Devido à literatura, ao cinema a também à propaganda política, popularizou-se entre nós ocidentais uma ideia bastante romantizada da Rússia.

Para o imaginário de alguma direita, os russos no fundo são os fidalgos trágicos e afrancesados de Tolstoi, a linda família imperial martirizada pelos verdugos bolcheviques e até certos príncipes Volkonski ou Trubetzkoi exilados no Mónaco e destilando charme nas páginas acetinadas da revista Point de Vue.

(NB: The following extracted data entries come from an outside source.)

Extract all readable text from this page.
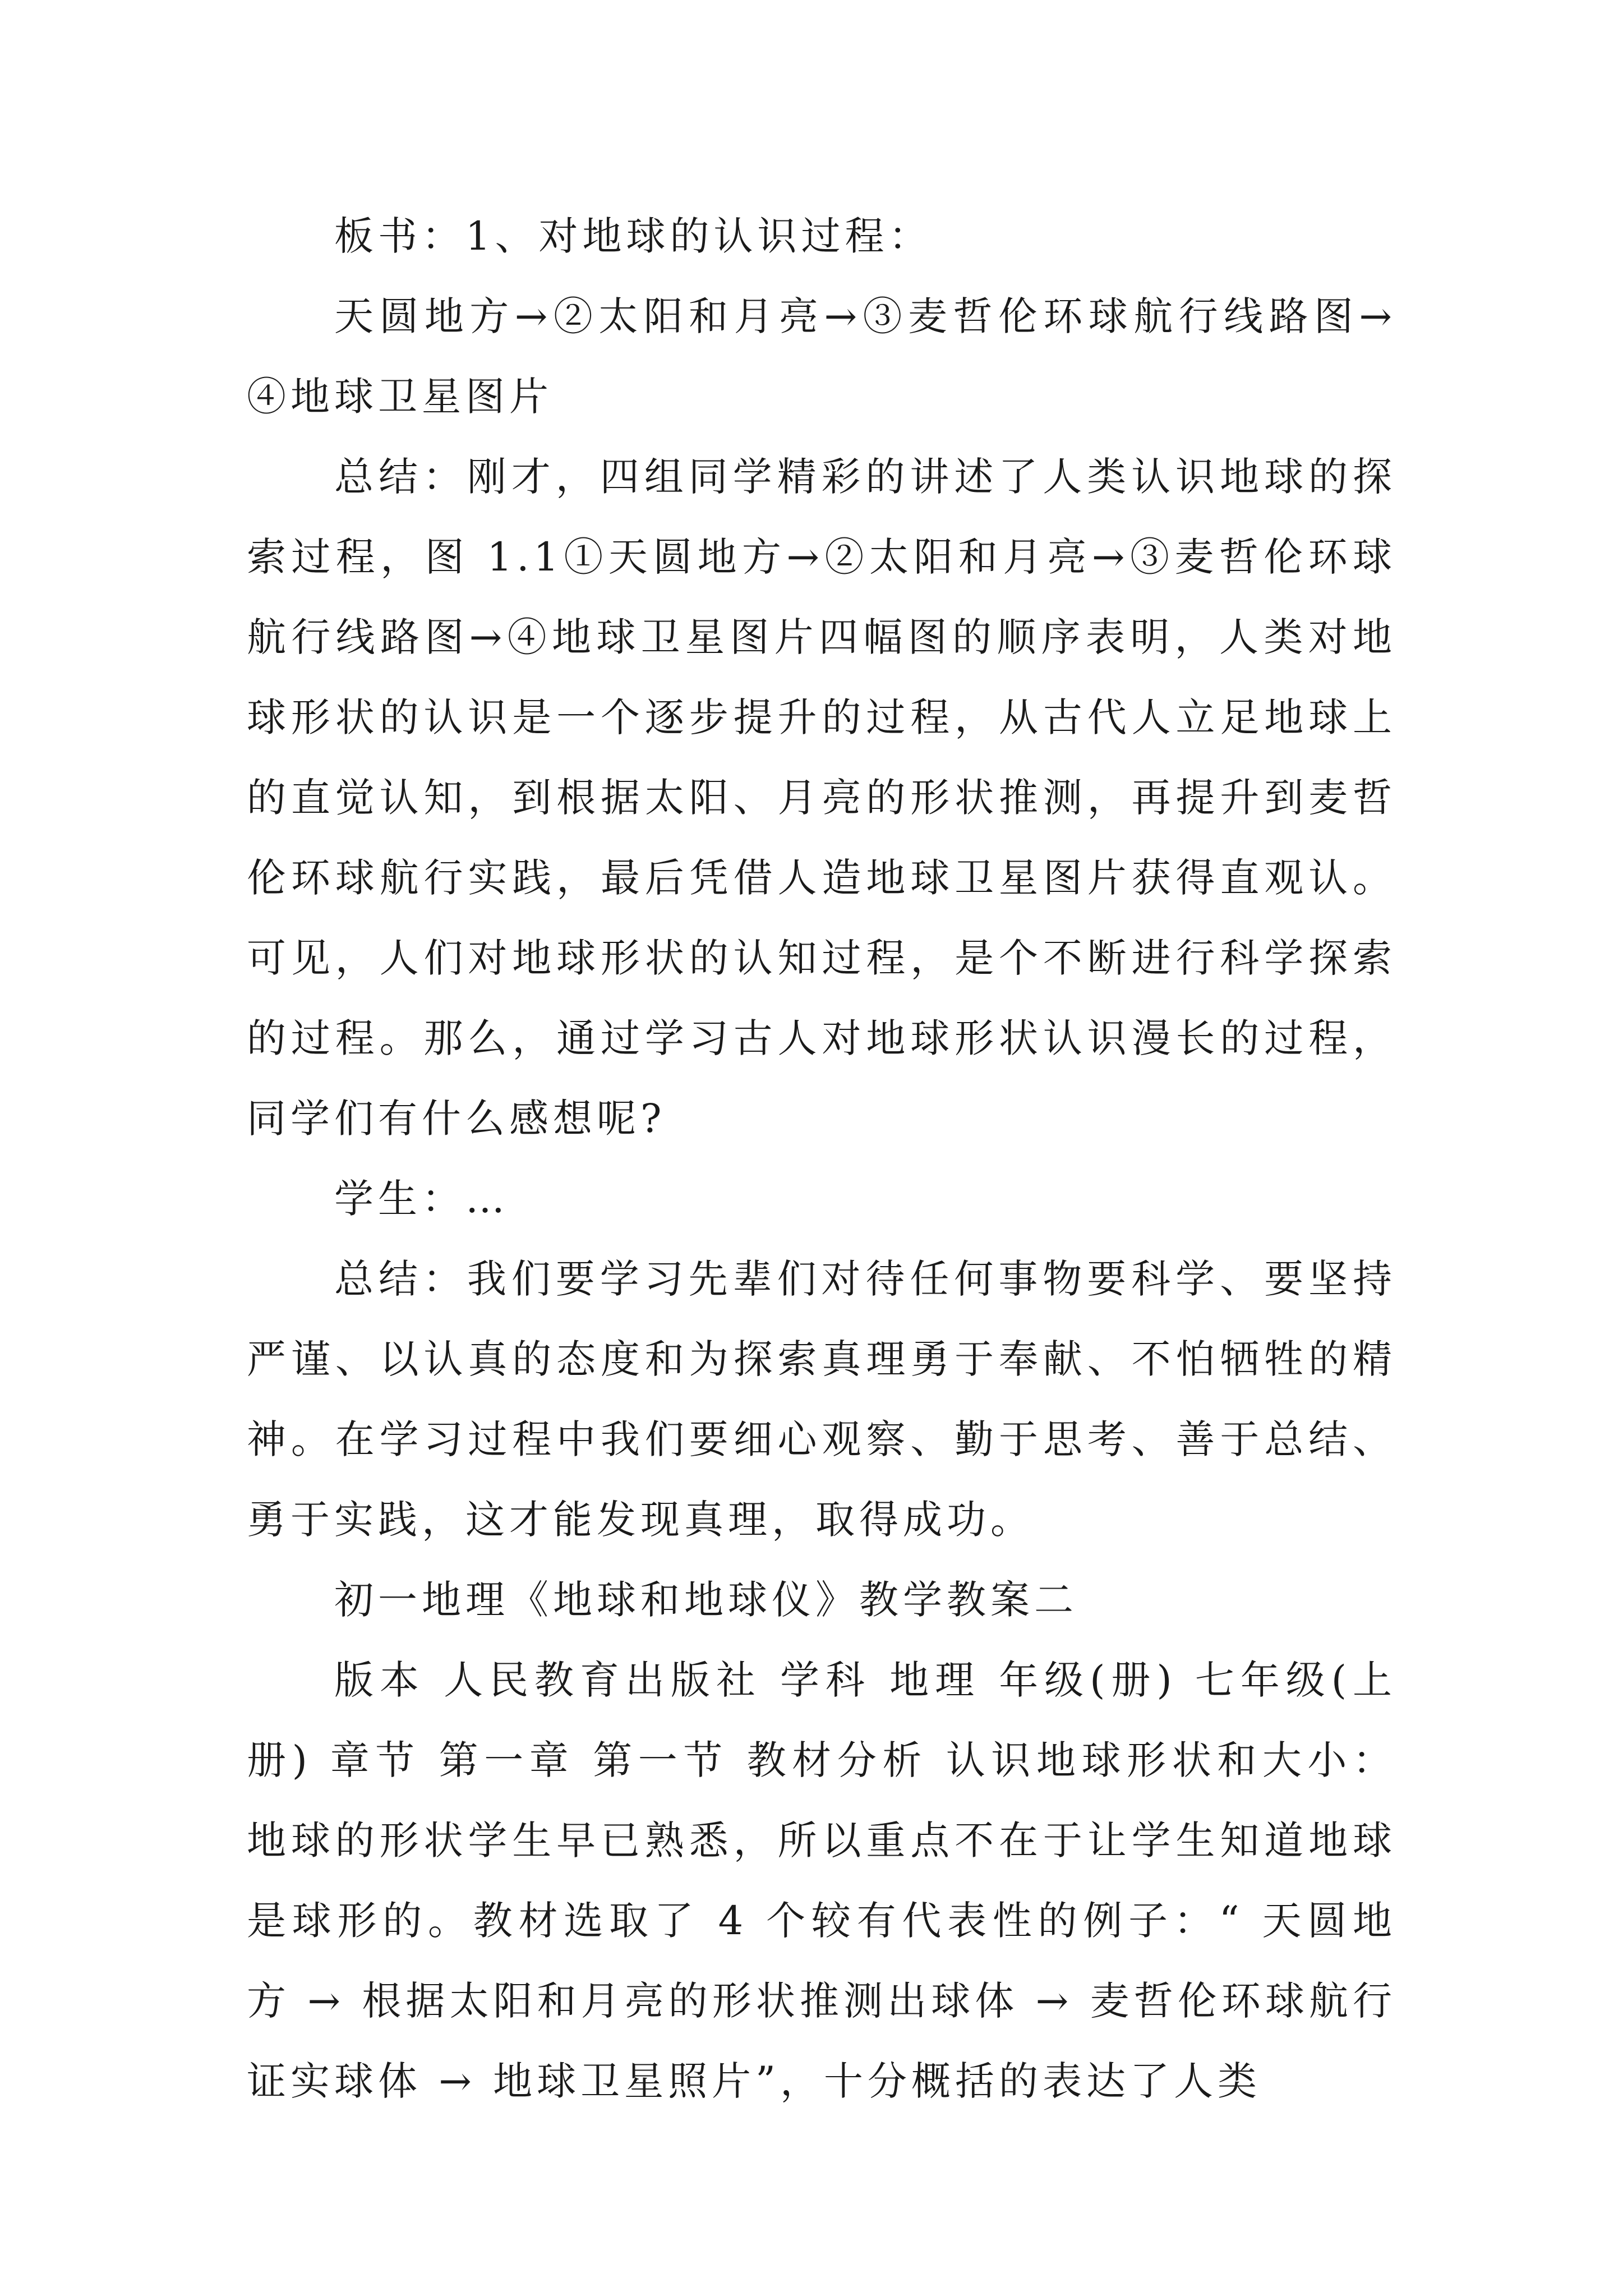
板书：1、对地球的认识过程：

天圆地方→②太阳和月亮→③麦哲伦环球航行线路图→④地球卫星图片

总结：刚才，四组同学精彩的讲述了人类认识地球的探索过程，图 1.1①天圆地方→②太阳和月亮→③麦哲伦环球航行线路图→④地球卫星图片四幅图的顺序表明，人类对地球形状的认识是一个逐步提升的过程，从古代人立足地球上的直觉认知，到根据太阳、月亮的形状推测，再提升到麦哲伦环球航行实践，最后凭借人造地球卫星图片获得直观认。可见，人们对地球形状的认知过程，是个不断进行科学探索的过程。那么，通过学习古人对地球形状认识漫长的过程，同学们有什么感想呢?

学生：…

总结：我们要学习先辈们对待任何事物要科学、要坚持严谨、以认真的态度和为探索真理勇于奉献、不怕牺牲的精神。在学习过程中我们要细心观察、勤于思考、善于总结、勇于实践，这才能发现真理，取得成功。

初一地理《地球和地球仪》教学教案二

版本 人民教育出版社 学科 地理 年级(册) 七年级(上册) 章节 第一章 第一节 教材分析 认识地球形状和大小：地球的形状学生早已熟悉，所以重点不在于让学生知道地球是球形的。教材选取了 4 个较有代表性的例子：“ 天圆地方 → 根据太阳和月亮的形状推测出球体 → 麦哲伦环球航行证实球体 → 地球卫星照片”，十分概括的表达了人类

E no subconsciente de grande parte da esquerda, mesmo daquela que se proclama moderada, a Rússia afinal é ainda a pátria da Revolução. A eterna herdeira dos corajosos marinheiros amotinados no couraçado Potemkin, dos ‘bons selvagens’ que invadiam palácios em São Petersburgo para beber champanhe e libertar os operários do mundo inteiro.

Talvez por ser canhoto de nascença, inclinado portanto à dissidência e à controvérsia, eu vejo a Rússia principalmente como a sucessora eurasiática das hordas tártaras e não tanto como um prolongamento exótico da nossa civilização europeia. Quem já passeou pelas ruas desabrigadas de Moscovo sentiu-se mais numa espécie de Mongólia do que numa réplica de Paris ou mesmo dos arredores fabris de Manchester.

Putin é um Gengis Khan, tão desdenhoso como cobiçoso deste Ocidente de que não desvia o olhar. Em alternativa, poderá ser eventualmente um Rasputine – ou seja, o bode expiatório a sacrificar perante a catástrofe iminente, por um dos príncipes da própria corte imperial.